Birth Complications Are Not a Standalone Cause
Preterm birth and delivery complications have long been discussed as potential contributors to autism, but the picture is more nuanced than it first appears. A large Israeli study analyzing nearly 115,000 deliveries over 12 years initially found higher autism rates among extremely preterm infants (1.6 percent) compared to full-term babies (0.7 percent). However, once researchers adjusted for other factors like ethnicity, maternal age, infant sex, and whether the baby was small for gestational age, the association between preterm birth and autism was no longer statistically significant.
The researchers concluded that a single obstetric factor is unlikely to cause autism on its own. A more plausible explanation involves multiple factors occurring simultaneously. In other words, the same genetic or environmental conditions that contribute to preterm birth may also independently contribute to autism, rather than prematurity itself being the cause.

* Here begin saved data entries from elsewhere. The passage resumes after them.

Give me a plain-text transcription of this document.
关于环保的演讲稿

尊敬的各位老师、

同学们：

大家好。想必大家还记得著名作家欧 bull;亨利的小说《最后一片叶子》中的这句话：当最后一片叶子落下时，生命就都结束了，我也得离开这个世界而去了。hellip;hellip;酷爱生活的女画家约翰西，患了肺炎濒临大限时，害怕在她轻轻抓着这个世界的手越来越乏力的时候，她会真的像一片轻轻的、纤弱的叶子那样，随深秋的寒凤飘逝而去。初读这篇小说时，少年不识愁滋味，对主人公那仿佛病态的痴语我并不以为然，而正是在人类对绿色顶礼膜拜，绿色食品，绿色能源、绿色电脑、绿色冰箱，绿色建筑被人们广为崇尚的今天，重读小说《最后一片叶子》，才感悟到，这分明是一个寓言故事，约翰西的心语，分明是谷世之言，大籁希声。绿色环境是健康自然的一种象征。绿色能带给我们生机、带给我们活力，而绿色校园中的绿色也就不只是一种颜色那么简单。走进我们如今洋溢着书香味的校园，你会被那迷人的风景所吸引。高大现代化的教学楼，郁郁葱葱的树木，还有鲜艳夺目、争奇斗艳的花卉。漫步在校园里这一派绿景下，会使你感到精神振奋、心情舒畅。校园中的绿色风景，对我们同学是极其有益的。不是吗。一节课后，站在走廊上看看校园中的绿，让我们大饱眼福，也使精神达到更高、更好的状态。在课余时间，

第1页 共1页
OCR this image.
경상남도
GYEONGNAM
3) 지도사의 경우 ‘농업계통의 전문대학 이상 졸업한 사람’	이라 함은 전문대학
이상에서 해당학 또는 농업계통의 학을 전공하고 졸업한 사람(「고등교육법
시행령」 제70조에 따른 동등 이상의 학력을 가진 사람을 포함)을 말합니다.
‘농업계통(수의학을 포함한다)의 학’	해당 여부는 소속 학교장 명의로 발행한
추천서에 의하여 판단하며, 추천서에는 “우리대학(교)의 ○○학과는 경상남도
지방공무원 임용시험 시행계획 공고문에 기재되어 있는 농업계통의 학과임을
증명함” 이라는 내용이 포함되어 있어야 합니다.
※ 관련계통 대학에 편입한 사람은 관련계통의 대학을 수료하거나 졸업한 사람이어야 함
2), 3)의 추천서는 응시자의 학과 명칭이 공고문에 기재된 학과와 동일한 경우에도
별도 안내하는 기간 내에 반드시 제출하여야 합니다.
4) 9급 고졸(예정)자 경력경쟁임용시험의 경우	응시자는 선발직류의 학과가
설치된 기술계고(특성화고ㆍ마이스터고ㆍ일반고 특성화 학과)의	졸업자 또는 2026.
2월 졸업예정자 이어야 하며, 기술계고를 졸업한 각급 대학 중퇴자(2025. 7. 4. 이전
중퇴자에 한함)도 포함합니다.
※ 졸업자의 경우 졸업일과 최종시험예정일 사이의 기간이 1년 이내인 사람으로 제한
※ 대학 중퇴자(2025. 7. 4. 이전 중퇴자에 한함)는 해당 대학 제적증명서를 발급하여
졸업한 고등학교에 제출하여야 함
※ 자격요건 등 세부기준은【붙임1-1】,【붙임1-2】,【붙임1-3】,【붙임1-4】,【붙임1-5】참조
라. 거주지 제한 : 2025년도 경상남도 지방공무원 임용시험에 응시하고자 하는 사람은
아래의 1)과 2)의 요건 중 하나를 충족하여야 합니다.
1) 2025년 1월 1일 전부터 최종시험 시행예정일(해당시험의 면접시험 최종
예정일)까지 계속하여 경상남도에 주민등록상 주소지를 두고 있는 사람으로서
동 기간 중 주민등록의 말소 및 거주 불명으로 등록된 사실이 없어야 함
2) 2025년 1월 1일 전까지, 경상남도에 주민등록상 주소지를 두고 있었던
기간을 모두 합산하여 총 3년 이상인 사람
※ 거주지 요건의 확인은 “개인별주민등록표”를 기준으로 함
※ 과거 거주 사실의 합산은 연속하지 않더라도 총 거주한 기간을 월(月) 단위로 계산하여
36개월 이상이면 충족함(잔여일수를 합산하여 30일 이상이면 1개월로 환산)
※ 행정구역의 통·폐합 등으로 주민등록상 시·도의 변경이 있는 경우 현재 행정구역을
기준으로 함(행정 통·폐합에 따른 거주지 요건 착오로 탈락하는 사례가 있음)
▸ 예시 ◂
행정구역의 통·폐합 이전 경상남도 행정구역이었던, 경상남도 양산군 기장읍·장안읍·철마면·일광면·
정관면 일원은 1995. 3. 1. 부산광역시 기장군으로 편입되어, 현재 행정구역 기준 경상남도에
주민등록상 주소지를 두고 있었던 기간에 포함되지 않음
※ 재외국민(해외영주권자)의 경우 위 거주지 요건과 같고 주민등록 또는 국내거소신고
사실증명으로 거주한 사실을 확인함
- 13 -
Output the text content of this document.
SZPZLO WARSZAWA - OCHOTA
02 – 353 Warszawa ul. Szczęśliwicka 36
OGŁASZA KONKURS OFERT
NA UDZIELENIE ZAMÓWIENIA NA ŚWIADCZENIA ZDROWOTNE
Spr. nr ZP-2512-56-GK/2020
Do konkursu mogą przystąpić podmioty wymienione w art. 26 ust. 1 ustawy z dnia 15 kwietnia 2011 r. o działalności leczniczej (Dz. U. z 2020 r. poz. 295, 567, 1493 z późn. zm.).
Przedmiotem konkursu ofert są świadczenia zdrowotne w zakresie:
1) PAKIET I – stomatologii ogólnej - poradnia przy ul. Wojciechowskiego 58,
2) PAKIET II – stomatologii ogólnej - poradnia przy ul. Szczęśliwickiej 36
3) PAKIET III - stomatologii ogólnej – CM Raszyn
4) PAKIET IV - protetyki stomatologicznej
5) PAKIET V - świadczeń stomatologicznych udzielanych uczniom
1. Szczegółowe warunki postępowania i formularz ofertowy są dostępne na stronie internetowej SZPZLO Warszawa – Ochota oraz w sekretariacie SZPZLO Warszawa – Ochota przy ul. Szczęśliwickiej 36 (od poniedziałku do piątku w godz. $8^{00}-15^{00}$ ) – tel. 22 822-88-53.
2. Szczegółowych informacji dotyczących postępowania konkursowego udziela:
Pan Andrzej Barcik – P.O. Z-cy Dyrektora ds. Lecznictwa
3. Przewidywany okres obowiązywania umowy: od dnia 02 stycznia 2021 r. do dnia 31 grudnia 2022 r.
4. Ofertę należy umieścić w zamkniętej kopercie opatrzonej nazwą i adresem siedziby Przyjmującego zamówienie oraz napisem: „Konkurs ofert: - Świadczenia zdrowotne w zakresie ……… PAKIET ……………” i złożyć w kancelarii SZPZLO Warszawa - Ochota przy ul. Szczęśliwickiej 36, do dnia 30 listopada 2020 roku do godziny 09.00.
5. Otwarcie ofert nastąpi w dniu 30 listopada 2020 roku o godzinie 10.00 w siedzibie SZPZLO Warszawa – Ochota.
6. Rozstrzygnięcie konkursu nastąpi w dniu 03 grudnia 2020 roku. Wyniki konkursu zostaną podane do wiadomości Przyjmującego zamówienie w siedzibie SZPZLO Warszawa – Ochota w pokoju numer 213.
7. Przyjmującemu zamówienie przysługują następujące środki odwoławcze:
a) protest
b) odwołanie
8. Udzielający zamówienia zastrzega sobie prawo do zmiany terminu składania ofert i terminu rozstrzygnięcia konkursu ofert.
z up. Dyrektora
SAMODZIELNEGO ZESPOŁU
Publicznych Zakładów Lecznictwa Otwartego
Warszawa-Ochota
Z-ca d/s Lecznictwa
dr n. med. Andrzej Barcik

Vaccines Do Not Contribute to Autism
A 2025 analysis by the World Health Organization reviewed 31 studies published between 2010 and 2025, drawing on data from multiple countries, and confirmed no causal link between vaccines and autism. This included specific analysis of aluminum adjuvants used in some vaccines and thimerosal, the mercury-containing preservative that sparked the original concern. A large Danish cohort study covering all children born between 1997 and 2018 was among the evidence reviewed. The WHO’s conclusion reinforced findings it had previously reached in 2002, 2004, and 2012. This is one of the most thoroughly investigated questions in modern medicine, and the answer has been consistent every time: vaccines do not cause autism.